At a Oct. 13 budget workshop, county finance staff reported a small initial deficit but said several large requests and falling sales tax could widen the gap; staff and commissioners discussed reserve funding, public-safety contracts and department requests.

At a budget workshop on Oct. 13, Tim Anderson, a county staff member presenting preliminary numbers for Franklin County, told the Board of Commissioners that the county began the budget process with a small initial shortfall but could face a much larger gap once department requests are added.

"We do have an initial deficit of $48,002.00," Anderson said. He later listed several large requests that would widen the gap, including a $1.3 million request to the emergency communications fund "for user radio and microwave upgrade fees," a $1.4 million request intended to begin funding the county's reserve fund policy, and tens or hundreds of thousands for superior court contracts and corrections medical services.

Those requests, Anderson said, would lift the shortfall toward $3.9 million if approved. "So if you added in those 4 requests right there, we'd be at a deficit of $3,900,000," he said.

Why it matters

County staff and elected officials said sales and property tax receipts make up roughly 63% of the county's current-expense revenue and that recent declines in sales tax have tightened the budget outlook. Anderson reported that Franklin County's general sales-tax receipts were running 7.82% below the same period last year — about $362,000 less — and that the county has relied on several other one-time or irregular revenue sources in recent years.

What was discussed

- Major line items: Anderson identified the largest requests in the preliminary numbers as the emergency communications upgrade ($1.3 million), a $1.4 million contribution toward a multi-year reserve fund policy and additional contract funding for superior court and public defense. Corrections asked for roughly $472,000 in medical services in draft requests.

- Sales-tax sensitivity: Anderson and the treasurer's office reviewed multiple sales-tax scenarios.

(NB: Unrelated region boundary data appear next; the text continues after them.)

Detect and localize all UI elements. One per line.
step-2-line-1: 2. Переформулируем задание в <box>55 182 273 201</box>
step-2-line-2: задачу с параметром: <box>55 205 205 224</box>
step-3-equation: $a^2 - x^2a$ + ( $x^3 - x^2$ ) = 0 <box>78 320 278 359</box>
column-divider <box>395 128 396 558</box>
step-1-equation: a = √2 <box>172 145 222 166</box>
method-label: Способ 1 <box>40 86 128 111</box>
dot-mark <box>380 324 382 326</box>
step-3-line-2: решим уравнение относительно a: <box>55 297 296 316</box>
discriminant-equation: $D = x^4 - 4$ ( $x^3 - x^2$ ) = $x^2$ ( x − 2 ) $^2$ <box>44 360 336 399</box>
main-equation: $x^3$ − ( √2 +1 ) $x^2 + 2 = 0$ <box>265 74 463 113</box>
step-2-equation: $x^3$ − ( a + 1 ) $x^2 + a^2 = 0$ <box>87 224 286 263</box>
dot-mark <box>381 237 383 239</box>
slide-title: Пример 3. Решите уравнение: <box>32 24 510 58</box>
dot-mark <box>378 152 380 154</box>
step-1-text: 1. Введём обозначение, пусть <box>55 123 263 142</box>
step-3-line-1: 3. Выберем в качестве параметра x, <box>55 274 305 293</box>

Russ, a representative of the treasurer's office, told commissioners the county uses conservative forecasts; the treasurer's office provided three scenarios for 2026 sales-tax receipts — a conservative (1%) option, a moderate (4%) option and an optimistic (8%) option — and noted the county typically budgets modest growth. Anderson said the office had submitted the budget assuming 1% growth.

- Reserve policy and beginning fund balance: Commissioners and staff discussed how beginning fund balances and vacancy savings have historically helped the county avoid steep declines. Anderson said he expected the county's beginning fund balance to land "a little more than $10,000,000" when year-end numbers are finalized and that the budget being workshopped would draw that balance down if all requests were approved.

- Comparisons and state trends: Anderson cited other Washington counties facing shortfalls and asked commissioners to consider tight management of salary and benefits. Commissioner Danzel and other commissioners emphasized holding "tight reins" on discretionary spending and building reserves to buffer future downturns.

Next steps

Anderson said line-item reviews will follow and departments will present their requests for review. Commissioners asked for department-level detail on personnel, capital and grant-dependent items before finalizing numbers.

Ending

County staff emphasized the draft nature of the numbers and said the budget will be adjusted as clearer year-end revenue, open-enrollment benefit selections and other factors become known.